Володя сказал: "Ну, что теперь делать… Давайте все ко мне. Там что-нибудь придумаем". Запало в память: по вечерней улице брел Володя с Окуджавой, а за ними по тротуару следовала колона народу, темная, притихшая в ожидании нового чуда. Квартира Володи была переполнена, входная дверь открыта настежь, люди стояли на лестнице, сидели на подоконниках. Во дворе у подъезда собралась большая толпа. Тогда микрофон подключили к усилителю, большие самодельные аудио колонки вынесли на лестницу. Люди замерли, притихли… Над этой тишиной зазвучали гитарные аккорды, слабый голос Окуджавы… Возможно, этот человек знал ответ на главный вопрос мироздания: зачем мы живем?
Борису пришла мысль: можно предложить Окуджаве выступить на каком-то большом концерте по случаю комсомольского юбилея, — их много впереди. Ведь есть же у него подходящие случаю песни: "Комиссары в пыльных шлемах" или "Надежда, я…" В следующую секунду Борис представил Окуджаву на сцене Кремлевского дворца съездов, — нелепая маленькая фигурка человека в поношенном пиджаке. Поэт похож на похудевшего и постаревшего Чарли Чаплина, всегда печального, с узкой грудью, выразительными глазами и усиками.
Вот он стоит на авансцене с гитарой, освещенный полусотней нестерпимо ярких софитов, а напротив в мягких креслах — десять тысяч слушателей, делегатов комсомольской конференции, молодых олухов с красными бантами, которые только что послушали гражданскую лирику Иосифа Кобзона "Наша Родина — революция" в сопровождении симфонического оркестра. И теперь хотят продолжения, — что-нибудь про Ленина, любимую коммунистическую партию и родной комсомол. Нет, приглашать Окуджаву — плохая идея. И зачем что-то обещать человеку, морочить ему голову, если наперед известно, что приемная комиссия не пропустит никаких песен под гитару.
Подошла очередь Окуджавы, он поставил на прилавок стеклянную банку, протянул чек и сказал:
— Пожалуйста, полкило сметаны и триста "Российского" сыру.
— У тебя банка немытая, — сказала продавщица.
— Разве? Извините…
— Чего извиняешься? Мыть банку надо… И маленькая она. В нее только четыреста грамм влезет. Я налью, а четырнадцать копеек в кассе обратно получишь. Понял?
— Понял: четырнадцать копеек…
Продавщица взвесила на весах стеклянную банку, половником зачерпнула из огромного бидона сметану, жидкую, как кефир, и стала нацеживать в банку.
Борис нетерпеливо переминался с ноги на ногу.
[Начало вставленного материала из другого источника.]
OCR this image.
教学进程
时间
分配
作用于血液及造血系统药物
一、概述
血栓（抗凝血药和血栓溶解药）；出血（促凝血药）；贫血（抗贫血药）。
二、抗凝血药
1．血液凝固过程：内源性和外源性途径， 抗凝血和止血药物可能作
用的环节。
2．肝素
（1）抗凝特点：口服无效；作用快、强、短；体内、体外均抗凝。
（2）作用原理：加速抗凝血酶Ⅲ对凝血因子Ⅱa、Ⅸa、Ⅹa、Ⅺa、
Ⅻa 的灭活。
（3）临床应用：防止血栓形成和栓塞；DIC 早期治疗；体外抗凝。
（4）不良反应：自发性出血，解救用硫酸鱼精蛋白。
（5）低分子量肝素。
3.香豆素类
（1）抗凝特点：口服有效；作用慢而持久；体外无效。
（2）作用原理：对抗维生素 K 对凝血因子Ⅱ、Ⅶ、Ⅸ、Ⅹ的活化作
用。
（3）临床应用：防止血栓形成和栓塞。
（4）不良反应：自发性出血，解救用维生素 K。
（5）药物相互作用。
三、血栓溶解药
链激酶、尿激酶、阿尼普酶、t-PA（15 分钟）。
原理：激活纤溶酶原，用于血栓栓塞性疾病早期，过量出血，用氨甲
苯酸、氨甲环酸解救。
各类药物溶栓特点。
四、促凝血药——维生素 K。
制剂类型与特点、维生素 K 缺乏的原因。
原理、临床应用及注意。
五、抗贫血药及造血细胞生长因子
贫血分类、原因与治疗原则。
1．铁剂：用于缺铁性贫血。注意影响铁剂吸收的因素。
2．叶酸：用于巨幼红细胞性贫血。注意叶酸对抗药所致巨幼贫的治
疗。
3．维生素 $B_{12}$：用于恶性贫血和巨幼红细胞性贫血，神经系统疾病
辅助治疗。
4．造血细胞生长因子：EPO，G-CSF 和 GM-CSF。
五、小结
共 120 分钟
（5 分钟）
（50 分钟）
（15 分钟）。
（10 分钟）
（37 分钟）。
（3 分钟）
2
Нет, он все-таки подойдет, представится и скажет то, что Окуджава выразил то, о чем думают, что чувствуют сотни и тысячи молодых людей… Борис сделал шаг вперед и остановился, заволновавшись. Слова смешались, перепутались и рассыпались на буквы. Окуджава положил в авоську полную банку и кусок сыра, завернутый в толстую грязно-коричневую бумагу, пошел к двери, забыв получить в кассе свои четырнадцать копеек за недолитые сто грамм сметаны. Борис так и не решился подойти, подумал для самоуспокоения, что случай еще наверняка будет, ведь соседи.
Он спросил продавщицу:
— Вы знаете, кто это?
— Окуджава что ли? — продавщица странно усмехнулась, будто хотела сказать что-то не совсем приличное, но не решалась, — людей вокруг много. — Как не знать. Они все, эти знаменитости, живут вон, рядом. В правительственных домах, в Безбожном переулке. И ходят сюда… Да, жрать-то всем хочется. Окуджава ты или кто… Тебе чего?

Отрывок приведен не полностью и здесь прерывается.